Several economic development backers have said businesses have long wanted West Palm Beach to expand educational opportunities in the city.

Raphael Clemente, executive director of the Downtown Development Authority, told city commissioners Monday night that businesses had expressed the need for broader educational opportunities “time and time again” and that what was needed was “a top-level education institution.”

“And that is now on our doorstep,” he said.

On Tuesday, Fuchs sought to reassure county commissioners that the university would work to partner with, not overshadow, existing universities in Palm Beach County, noting that state leaders need to “grow the pie” for higher education dollars.

“We’ll be the best partners that (FAU President John Kelly has) ever had,” Fuchs said. “That’s a really sincere commitment because we’re not going to be successful if we’re not a good partner. We want to add value for them as well as for the community. We’re not here to compete.”

That seemed to mollify County Vice Mayor Robert Weinroth, who represents the district where FAU is located.

Weinroth said that some had told him the embrace of UF’s expansion plan was a “slap in the face.”

“I’m very happy to hear what you said today, that this is a collaborative effort, that you’re not going to be the big boy trying to push the youngsters out of the way,” Weinroth told Fuchs.

County, city officials say area will benefit greatly from UF campus in West Palm

UF is “assuming oversight” for Scripps Research Institute in Jupiter. That move isn’t connected to the university’s downtown expansion plan, said Fuchs, who described the deals as “coincidence” but “a positive benefit together.”

The prospect of having UF bringing a graduate school campus to West Palm Beach left city and county commissioners giddy.

“This is really a no-brainer for us, and I’m just excited for you to come here,” said County Commissioner Maria Marino, whose district includes northern Palm Beach County. “The opportunity for you all to do what you’re going to do with Scripps is very exciting for our end of the county.”

City Commissioner Christy Fox was similarly enthusiastic on Monday night.

“I am thrilled by the opportunity and will do anything to move this forward,” she said. “We will be attracting students from all over the world. Thank you for thinking of us. This is just very exciting.”

West Palm Beach Mayor Keith James, who joined with Kerner in meetings with Fuchs when the plan was still at the idea stage, said the city stands to benefit in numerous ways.

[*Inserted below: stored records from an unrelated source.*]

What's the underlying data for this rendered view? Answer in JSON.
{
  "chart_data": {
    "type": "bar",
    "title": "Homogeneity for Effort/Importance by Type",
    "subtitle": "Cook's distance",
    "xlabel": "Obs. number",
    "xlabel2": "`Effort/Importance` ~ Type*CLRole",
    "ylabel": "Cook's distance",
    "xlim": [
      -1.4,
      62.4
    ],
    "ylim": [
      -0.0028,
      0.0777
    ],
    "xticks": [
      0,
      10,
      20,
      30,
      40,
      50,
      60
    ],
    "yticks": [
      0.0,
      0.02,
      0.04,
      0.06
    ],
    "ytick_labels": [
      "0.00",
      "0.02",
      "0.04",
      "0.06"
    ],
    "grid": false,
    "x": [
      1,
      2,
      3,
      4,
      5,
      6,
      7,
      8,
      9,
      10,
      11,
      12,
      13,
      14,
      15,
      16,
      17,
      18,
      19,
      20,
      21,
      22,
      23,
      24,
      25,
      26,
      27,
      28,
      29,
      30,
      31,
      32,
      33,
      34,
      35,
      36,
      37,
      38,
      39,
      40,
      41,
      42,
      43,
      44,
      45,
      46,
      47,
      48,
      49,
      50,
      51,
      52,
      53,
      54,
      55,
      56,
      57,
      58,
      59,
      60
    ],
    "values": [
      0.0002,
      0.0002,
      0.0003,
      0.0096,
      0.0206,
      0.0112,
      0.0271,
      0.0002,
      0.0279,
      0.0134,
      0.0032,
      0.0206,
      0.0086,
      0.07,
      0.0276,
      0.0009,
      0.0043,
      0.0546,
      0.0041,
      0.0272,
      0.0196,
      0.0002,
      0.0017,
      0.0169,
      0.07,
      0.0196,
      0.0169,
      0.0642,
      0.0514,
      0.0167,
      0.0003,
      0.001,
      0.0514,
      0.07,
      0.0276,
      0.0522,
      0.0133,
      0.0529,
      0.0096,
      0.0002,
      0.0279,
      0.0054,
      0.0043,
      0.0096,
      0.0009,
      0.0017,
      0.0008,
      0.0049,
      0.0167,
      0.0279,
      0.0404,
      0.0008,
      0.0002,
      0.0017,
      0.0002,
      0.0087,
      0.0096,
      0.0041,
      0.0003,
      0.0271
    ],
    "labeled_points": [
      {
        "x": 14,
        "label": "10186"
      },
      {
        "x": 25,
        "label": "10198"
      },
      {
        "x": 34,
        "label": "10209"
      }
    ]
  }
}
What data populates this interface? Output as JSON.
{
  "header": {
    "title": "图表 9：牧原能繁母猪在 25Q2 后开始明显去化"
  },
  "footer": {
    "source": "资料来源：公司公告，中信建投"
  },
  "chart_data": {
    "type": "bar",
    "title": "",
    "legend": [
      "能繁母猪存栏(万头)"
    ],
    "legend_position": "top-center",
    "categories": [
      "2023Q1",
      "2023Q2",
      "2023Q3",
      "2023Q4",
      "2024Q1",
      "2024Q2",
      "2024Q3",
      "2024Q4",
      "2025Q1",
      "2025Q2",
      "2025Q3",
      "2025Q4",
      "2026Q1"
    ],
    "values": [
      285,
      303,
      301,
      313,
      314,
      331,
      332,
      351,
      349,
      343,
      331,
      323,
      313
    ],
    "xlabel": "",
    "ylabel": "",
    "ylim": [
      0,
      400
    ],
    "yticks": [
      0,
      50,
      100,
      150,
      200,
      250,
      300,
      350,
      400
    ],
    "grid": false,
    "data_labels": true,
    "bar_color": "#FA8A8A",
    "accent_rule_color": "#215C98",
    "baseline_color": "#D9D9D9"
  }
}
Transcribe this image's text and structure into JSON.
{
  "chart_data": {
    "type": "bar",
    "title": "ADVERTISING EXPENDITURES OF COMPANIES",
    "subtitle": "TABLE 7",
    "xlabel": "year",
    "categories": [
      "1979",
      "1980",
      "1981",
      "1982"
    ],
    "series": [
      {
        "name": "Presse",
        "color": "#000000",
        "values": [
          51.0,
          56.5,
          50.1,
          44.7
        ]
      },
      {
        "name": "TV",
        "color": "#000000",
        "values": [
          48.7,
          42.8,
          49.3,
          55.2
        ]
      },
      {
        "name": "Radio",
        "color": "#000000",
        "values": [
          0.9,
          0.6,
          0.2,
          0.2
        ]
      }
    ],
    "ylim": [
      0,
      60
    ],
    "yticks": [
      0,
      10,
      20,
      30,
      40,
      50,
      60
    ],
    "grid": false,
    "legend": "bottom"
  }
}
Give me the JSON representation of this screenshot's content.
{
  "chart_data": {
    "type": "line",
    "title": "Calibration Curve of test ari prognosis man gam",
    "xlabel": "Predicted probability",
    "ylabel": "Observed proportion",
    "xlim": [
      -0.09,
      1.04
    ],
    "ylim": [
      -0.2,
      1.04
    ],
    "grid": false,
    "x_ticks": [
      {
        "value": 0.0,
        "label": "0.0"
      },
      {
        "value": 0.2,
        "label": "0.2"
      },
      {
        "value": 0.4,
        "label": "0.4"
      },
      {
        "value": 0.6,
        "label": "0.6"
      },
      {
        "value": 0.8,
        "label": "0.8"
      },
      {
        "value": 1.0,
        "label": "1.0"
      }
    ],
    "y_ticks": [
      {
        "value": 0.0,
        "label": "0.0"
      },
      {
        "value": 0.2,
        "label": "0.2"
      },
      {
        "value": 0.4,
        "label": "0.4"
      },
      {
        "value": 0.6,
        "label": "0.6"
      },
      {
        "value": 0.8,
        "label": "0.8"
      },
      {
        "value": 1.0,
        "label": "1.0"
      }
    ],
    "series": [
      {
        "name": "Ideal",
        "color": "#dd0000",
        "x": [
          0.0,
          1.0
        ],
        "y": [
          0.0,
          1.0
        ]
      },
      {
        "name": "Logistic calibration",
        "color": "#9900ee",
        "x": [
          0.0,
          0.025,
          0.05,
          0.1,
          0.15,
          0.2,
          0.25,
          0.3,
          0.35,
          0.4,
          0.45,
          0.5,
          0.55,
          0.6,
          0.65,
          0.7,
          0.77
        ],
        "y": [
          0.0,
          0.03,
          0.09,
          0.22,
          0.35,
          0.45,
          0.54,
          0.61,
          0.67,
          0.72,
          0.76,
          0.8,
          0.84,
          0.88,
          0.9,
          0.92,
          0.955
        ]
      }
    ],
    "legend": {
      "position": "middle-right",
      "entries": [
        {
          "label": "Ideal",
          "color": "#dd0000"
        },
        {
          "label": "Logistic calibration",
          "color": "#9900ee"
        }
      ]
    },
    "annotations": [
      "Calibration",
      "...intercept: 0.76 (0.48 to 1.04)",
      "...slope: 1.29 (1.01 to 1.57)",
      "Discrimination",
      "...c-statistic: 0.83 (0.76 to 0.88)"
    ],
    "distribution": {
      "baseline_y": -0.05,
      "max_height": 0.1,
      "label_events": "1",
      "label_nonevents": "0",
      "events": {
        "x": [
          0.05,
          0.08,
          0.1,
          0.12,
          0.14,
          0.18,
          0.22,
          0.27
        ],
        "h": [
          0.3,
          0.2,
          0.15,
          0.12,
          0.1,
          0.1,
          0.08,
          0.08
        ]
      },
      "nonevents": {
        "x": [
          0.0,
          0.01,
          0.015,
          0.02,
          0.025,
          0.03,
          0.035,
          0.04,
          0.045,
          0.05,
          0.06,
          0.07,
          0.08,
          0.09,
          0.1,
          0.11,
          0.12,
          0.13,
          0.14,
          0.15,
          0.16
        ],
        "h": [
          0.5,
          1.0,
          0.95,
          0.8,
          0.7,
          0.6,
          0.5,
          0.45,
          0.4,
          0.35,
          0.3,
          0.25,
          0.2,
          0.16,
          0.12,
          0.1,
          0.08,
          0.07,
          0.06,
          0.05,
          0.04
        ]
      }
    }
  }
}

“To have an educational institution of the caliber of the University of Florida located in our downtown will benefit the economic landscape of this city for years to come,” the mayor said, adding that students “can now put West Palm Beach on their list to get the kind of jobs and educational opportunities that they want.”

County Commissioner Mack Bernard, whose district includes downtown, said UF’s expansion plans have broad ramifications.

“It’s about the future for Palm Beach County,” Bernard said. “This is about the kids that haven’t been born yet. This is about the state of Florida.”